Currency, Banking and Travellers Cheques
New Zealand’s currency is based on Dollars. Most banks are not open Saturday, Sunday or public holidays. Currency exchange facilities are available at the International Airports – hours of trading link with arrival and departure times. Travellers cheques can be changed at banks, bureaux de change, hotels and trading establishments in cities and towns.
Paying by credit card is widely accepted throughout New Zealand. Visa, Mastercard, Diners Club and American Express cards are commonly used. Please note credit cards with “Smart card” technology, which often have no magnetic strip, are not accepted everywhere in New Zealand.
Medical and Emergency Services
All emergency services can be contacted throughout New Zealand by dialling 111. New Zealand’s medical and hospital services are both public and private.
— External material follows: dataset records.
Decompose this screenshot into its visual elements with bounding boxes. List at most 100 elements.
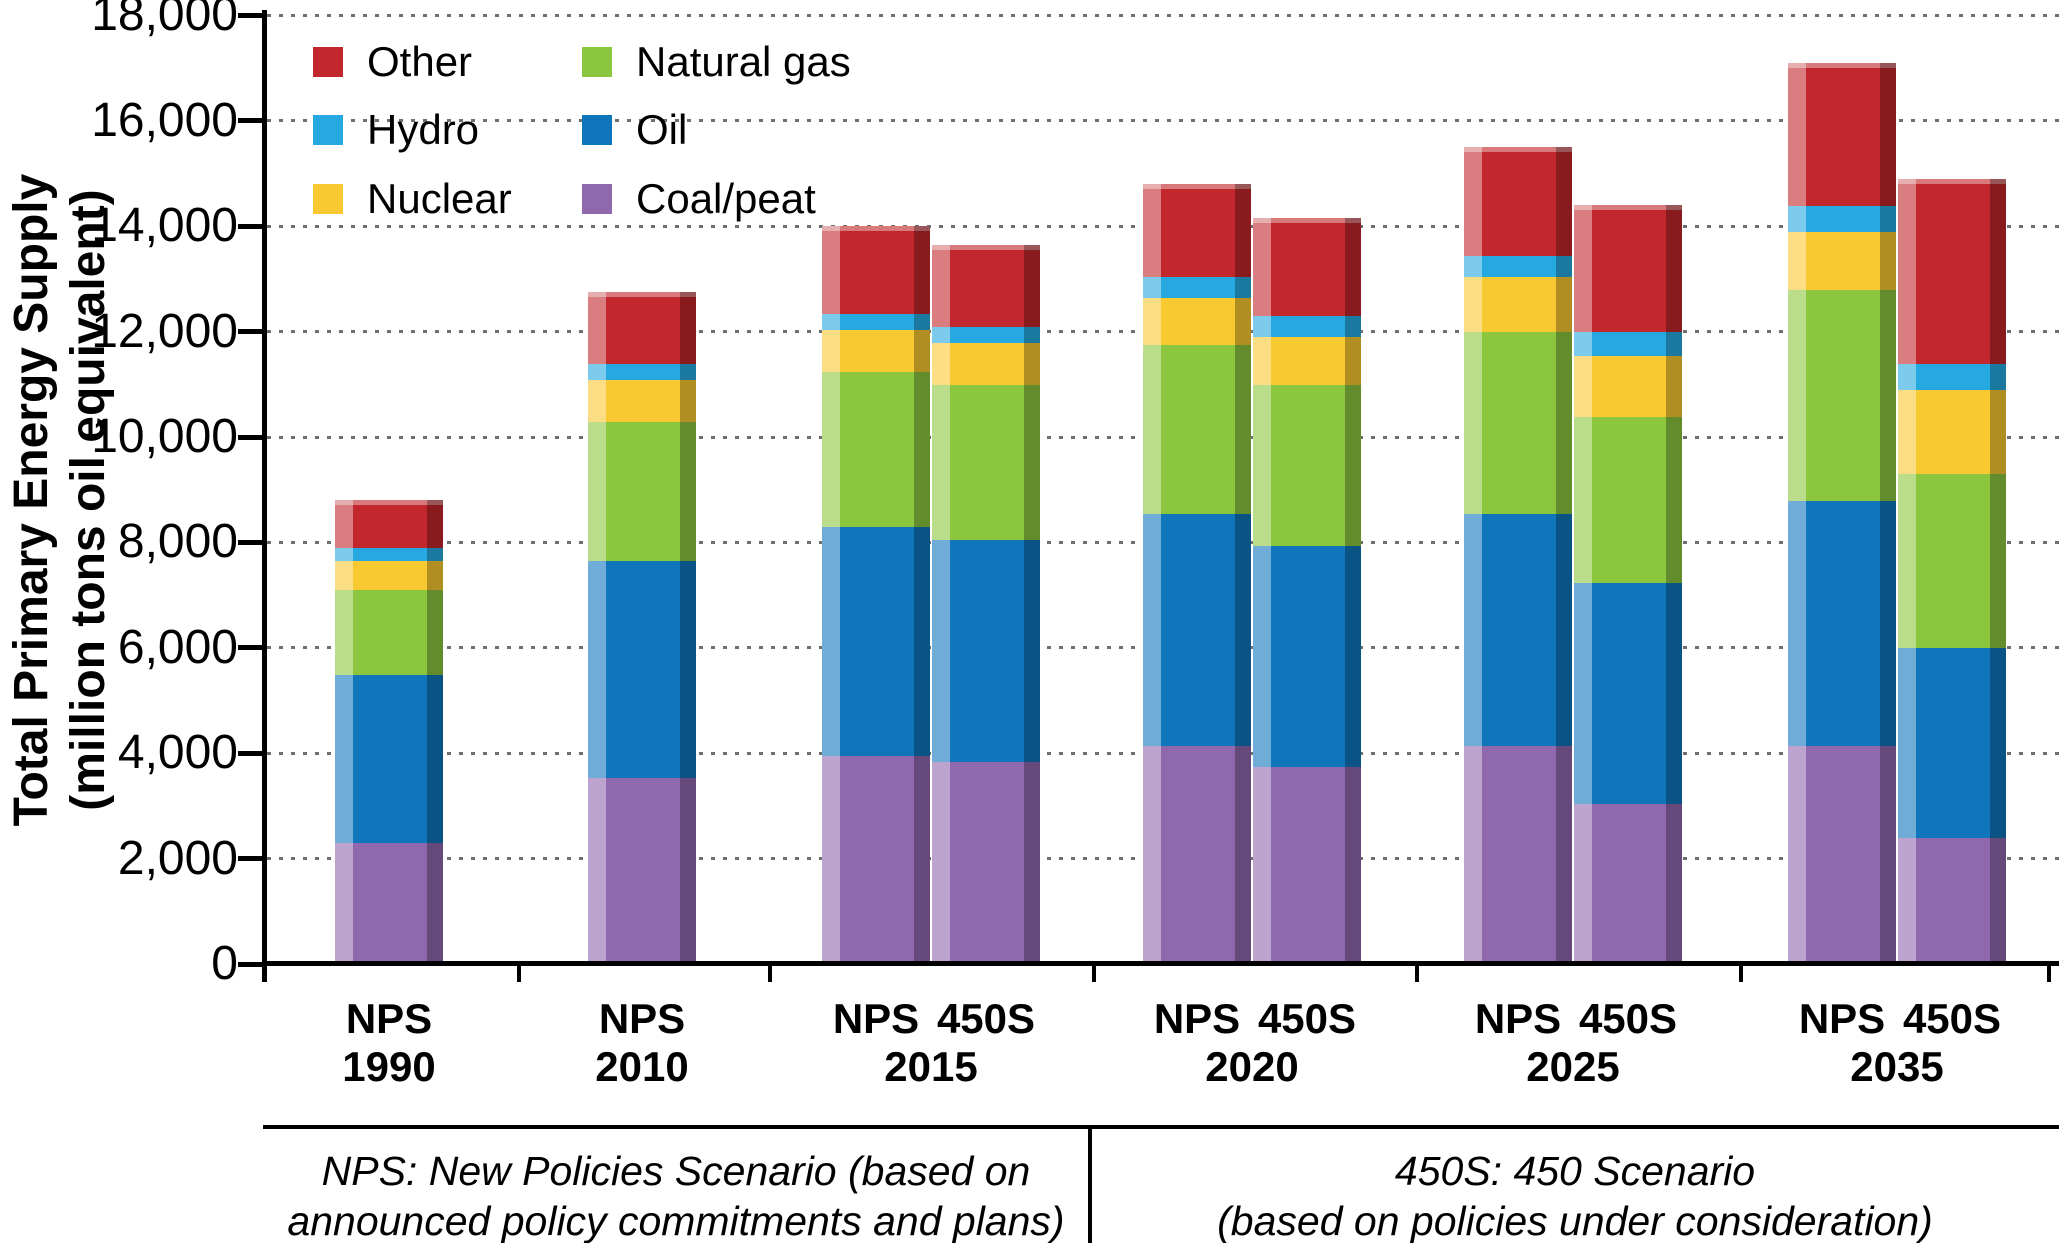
scenario-label-nps-2035: NPS — [1798, 995, 1886, 1042]
bar-segment-hydro — [1464, 255, 1572, 277]
scenario-label-nps-2025: NPS — [1474, 995, 1562, 1042]
note-right-line1: 450S: 450 Scenario — [1394, 1148, 1756, 1194]
bar-segment-gas — [932, 384, 1040, 541]
x-axis-tick-mark — [1739, 964, 1743, 982]
bar-segment-oil — [1464, 513, 1572, 746]
bar-segment-other — [1898, 178, 2006, 364]
bar-segment-nuclear — [335, 560, 443, 591]
bar-segment-nuclear — [1253, 336, 1361, 385]
bar-segment-nuclear — [1464, 276, 1572, 333]
bar-segment-coal — [1574, 803, 1682, 965]
y-axis-tick-mark — [238, 645, 263, 651]
bar-segment-hydro — [1143, 276, 1251, 298]
bar-segment-gas — [822, 371, 930, 528]
y-axis-tick-label: 14,000 — [91, 199, 238, 253]
bar-segment-coal — [1143, 745, 1251, 965]
x-axis-tick-mark — [1092, 964, 1096, 982]
scenario-label-nps-2020: NPS — [1153, 995, 1241, 1042]
gridline — [267, 13, 2059, 17]
x-axis-tick-mark — [768, 964, 772, 982]
x-axis-line — [262, 961, 2059, 966]
scenario-label-nps-2015: NPS — [832, 995, 920, 1042]
bar-segment-gas — [335, 589, 443, 675]
bar-segment-coal — [822, 755, 930, 965]
bar-segment-coal — [588, 776, 696, 965]
scenario-label-nps-1990: NPS — [345, 995, 433, 1042]
note-450s-definition: 450S: 450 Scenario (based on policies un… — [1092, 1146, 2058, 1243]
bar-segment-gas — [1253, 384, 1361, 546]
year-label-2035: 2035 — [1850, 1043, 1944, 1090]
bar-segment-other — [1788, 62, 1896, 206]
scenario-label-450s-2035: 450S — [1902, 995, 2002, 1042]
y-axis-tick-label: 18,000 — [91, 0, 238, 42]
bar-segment-nuclear — [822, 328, 930, 372]
year-label-2010: 2010 — [595, 1043, 689, 1090]
bar-segment-hydro — [1253, 315, 1361, 338]
bar-segment-nuclear — [1143, 297, 1251, 346]
bar-segment-other — [932, 244, 1040, 327]
bar-segment-oil — [335, 674, 443, 844]
y-axis-tick-mark — [238, 329, 263, 335]
bar-segment-other — [588, 292, 696, 364]
bar-segment-nuclear — [1574, 355, 1682, 417]
bar-segment-nuclear — [1898, 389, 2006, 475]
bar-segment-coal — [1898, 837, 2006, 965]
note-left-line1: NPS: New Policies Scenario (based on — [321, 1148, 1031, 1194]
y-axis-tick-label: 4,000 — [117, 726, 238, 780]
x-axis-tick-mark — [517, 964, 521, 982]
bar-segment-oil — [588, 560, 696, 778]
y-axis-tick-mark — [238, 118, 263, 124]
note-left-line2: announced policy commitments and plans) — [287, 1198, 1065, 1243]
bar-segment-other — [1574, 205, 1682, 333]
y-axis-tick-mark — [238, 961, 263, 967]
bar-segment-gas — [1788, 289, 1896, 501]
bar-segment-coal — [335, 842, 443, 965]
bar-segment-hydro — [932, 326, 1040, 343]
bar-segment-other — [335, 500, 443, 549]
bar-segment-nuclear — [588, 379, 696, 422]
bar-segment-hydro — [1788, 205, 1896, 233]
scenario-label-450s-2015: 450S — [936, 995, 1036, 1042]
y-axis-tick-label: 8,000 — [117, 515, 238, 569]
bar-segment-gas — [1574, 415, 1682, 583]
note-right-line2: (based on policies under consideration) — [1217, 1198, 1933, 1243]
bar-segment-other — [1464, 147, 1572, 256]
bar-segment-hydro — [1574, 331, 1682, 356]
bar-segment-coal — [1464, 745, 1572, 965]
y-axis-tick-label: 10,000 — [91, 410, 238, 463]
year-label-2025: 2025 — [1526, 1043, 1620, 1090]
bar-segment-hydro — [588, 363, 696, 380]
y-axis-tick-label: 12,000 — [91, 304, 238, 358]
year-label-2015: 2015 — [884, 1043, 978, 1090]
bar-segment-other — [1143, 184, 1251, 277]
bar-segment-coal — [932, 761, 1040, 965]
note-nps-definition: NPS: New Policies Scenario (based on ann… — [263, 1146, 1089, 1243]
y-axis-tick-mark — [238, 856, 263, 862]
y-axis-tick-label: 0 — [211, 937, 238, 990]
bar-segment-oil — [822, 526, 930, 757]
notes-rule — [263, 1125, 2059, 1129]
bar-segment-coal — [1253, 766, 1361, 965]
bar-segment-gas — [1464, 331, 1572, 514]
y-axis-tick-mark — [238, 750, 263, 756]
scenario-label-450s-2020: 450S — [1257, 995, 1357, 1042]
bar-segment-oil — [1788, 500, 1896, 746]
bar-segment-gas — [588, 421, 696, 562]
year-label-1990: 1990 — [342, 1043, 436, 1090]
year-label-2020: 2020 — [1205, 1043, 1299, 1090]
y-axis-tick-mark — [238, 539, 263, 545]
bar-segment-nuclear — [932, 342, 1040, 385]
scenario-label-450s-2025: 450S — [1578, 995, 1678, 1042]
y-axis-line — [262, 10, 267, 982]
bar-segment-oil — [1253, 545, 1361, 767]
y-axis-tick-label: 16,000 — [91, 93, 238, 147]
bar-segment-nuclear — [1788, 231, 1896, 291]
bar-segment-gas — [1143, 344, 1251, 514]
x-axis-tick-mark — [2047, 964, 2051, 982]
bar-segment-hydro — [335, 547, 443, 562]
bar-segment-gas — [1898, 473, 2006, 649]
bar-segment-oil — [1143, 513, 1251, 746]
bar-segment-coal — [1788, 745, 1896, 965]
Medical services are not free to visitors (except as a result of an accident – click here to find out more about ACC which covers accident claims). It is strongly recommended that visitors purchase health insurance.
Environment & Water
There are no snakes or dangerous wild animals in New Zealand, just lots and lots of pristine wilderness and stunning views. Few people treat their water in New Zealand when out in the back country. However, the decision whether to treat water or not is left with the teams themselves.
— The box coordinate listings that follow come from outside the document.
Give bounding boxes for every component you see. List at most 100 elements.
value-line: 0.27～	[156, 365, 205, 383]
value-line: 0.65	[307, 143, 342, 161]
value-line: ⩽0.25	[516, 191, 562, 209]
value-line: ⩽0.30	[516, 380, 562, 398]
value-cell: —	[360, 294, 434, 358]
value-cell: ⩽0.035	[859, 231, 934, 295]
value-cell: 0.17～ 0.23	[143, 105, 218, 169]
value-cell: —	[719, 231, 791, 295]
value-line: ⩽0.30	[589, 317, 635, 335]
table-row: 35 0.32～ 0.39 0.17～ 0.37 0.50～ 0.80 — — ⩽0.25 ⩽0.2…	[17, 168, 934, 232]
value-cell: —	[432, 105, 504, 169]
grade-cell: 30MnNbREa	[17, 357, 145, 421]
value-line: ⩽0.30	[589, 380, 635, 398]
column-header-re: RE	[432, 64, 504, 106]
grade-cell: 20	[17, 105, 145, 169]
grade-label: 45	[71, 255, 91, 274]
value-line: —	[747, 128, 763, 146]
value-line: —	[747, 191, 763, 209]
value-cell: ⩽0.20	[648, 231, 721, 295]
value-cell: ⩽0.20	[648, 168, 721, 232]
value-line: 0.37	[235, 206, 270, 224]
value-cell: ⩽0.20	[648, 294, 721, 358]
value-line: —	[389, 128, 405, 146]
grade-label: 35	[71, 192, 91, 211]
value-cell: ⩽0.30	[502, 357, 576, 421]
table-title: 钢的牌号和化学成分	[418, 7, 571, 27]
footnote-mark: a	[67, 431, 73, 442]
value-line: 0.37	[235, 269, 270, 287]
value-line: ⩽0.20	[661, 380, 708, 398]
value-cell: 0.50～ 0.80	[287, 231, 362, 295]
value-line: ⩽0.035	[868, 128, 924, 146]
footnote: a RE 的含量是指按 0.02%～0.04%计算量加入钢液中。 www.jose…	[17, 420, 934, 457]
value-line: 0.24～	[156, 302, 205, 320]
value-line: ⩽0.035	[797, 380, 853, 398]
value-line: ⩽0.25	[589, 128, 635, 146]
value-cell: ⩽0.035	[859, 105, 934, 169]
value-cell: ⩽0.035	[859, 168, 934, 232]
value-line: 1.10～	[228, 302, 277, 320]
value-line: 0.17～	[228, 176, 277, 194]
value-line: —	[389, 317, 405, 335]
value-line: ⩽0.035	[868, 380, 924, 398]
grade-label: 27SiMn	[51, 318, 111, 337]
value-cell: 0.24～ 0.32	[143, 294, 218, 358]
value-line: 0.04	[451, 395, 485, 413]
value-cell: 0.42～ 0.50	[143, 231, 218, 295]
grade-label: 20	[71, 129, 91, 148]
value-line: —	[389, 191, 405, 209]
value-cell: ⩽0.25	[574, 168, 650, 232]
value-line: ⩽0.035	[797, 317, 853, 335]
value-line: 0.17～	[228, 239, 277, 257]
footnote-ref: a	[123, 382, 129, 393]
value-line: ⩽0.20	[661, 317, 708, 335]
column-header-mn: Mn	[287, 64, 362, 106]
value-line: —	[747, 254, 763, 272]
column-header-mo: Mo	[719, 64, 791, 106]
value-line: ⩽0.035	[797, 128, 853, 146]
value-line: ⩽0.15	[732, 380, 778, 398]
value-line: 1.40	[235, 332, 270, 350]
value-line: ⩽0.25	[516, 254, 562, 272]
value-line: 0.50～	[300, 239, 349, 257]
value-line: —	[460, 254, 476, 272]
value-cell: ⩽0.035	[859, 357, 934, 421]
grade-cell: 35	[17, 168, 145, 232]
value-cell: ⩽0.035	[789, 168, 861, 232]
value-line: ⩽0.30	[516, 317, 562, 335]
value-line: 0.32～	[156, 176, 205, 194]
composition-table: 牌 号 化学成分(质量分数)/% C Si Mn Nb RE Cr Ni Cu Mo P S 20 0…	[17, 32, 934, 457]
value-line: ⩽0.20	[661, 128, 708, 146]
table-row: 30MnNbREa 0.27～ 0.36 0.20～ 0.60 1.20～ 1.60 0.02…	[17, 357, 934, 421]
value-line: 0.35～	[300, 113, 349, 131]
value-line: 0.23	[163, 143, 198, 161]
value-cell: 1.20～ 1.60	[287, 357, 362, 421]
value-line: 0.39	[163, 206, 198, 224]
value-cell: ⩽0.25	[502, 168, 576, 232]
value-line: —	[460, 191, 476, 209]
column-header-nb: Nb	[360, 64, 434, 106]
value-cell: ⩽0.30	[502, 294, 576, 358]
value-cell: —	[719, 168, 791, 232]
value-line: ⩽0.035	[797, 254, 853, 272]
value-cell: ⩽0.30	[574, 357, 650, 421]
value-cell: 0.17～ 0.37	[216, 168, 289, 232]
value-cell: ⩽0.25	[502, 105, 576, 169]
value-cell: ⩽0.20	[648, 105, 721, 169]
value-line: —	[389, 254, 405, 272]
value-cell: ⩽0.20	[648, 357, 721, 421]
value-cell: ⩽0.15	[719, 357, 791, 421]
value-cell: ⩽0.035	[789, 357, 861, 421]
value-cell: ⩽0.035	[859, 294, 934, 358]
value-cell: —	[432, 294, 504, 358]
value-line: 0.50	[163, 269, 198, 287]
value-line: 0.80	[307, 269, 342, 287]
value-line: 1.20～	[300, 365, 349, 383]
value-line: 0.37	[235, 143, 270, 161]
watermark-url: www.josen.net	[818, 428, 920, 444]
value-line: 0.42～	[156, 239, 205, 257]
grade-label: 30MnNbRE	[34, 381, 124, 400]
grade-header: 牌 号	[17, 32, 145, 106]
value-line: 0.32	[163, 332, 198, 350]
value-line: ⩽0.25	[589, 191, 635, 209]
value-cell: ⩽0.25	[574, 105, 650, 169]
Goods and Services Tax or GST
All goods and services (except certain financial transactions) in New Zealand are subject to a government 15% Goods and Services Tax, commonly known as GST. Overseas visitors cannot claim back GST, however some stores sell goods to overseas visitors exclusive of GST provided you show proof of onward travel arrangements (i.e. departure ticket). It is possible to purchase duty free and GST exempt goods upon arrival at all international airports in New Zealand.
Reciprocal driving rights exist between New Zealand and most other countries. Most rental car companies will ask for an International Driver’s Licence. The driver will need to be 21 years of age. Driving in New Zealand is on the left hand side of the road. The majority of roads are one lane wide in each direction and sealed.
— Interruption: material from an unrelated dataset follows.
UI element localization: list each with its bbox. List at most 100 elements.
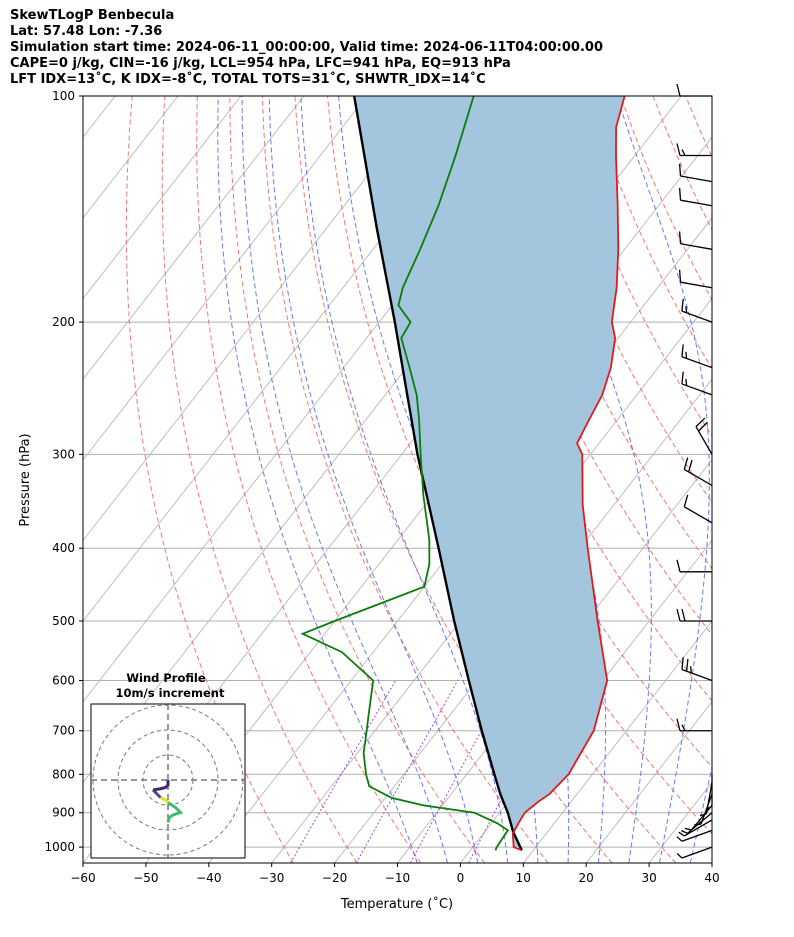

English is the common language of New Zealanders with indigenous Maori the second official language. Japanese, Korean, and major European languages are also spoken in some restaurants, hotels, visitor centres and by tour guides. In New Zealand translators are available for most languages.
New Zealand is one of the safest travel destinations in the world, with a relatively low crime rate, few endemic diseases and a first-class healthcare and accident compensation system. Wellington has also been designated a World Health Organization (WHO) Safe Community – the only capital city of any country to currently be recognised in this way. However, we recommend you observe the same precautions with your personal safety and your possessions as you would in any other country or at home.
Electricity is supplied at 230 volts, 50 hertz. Hotels and motels provide 110 volt 20 watt sockets for electric razors only. Most power sockets in New Zealand accept three-pin plugs or similar international adapters.
Employees in New Zealand do not depend or expect tips as part of their income but recognition for good service is always appreciated.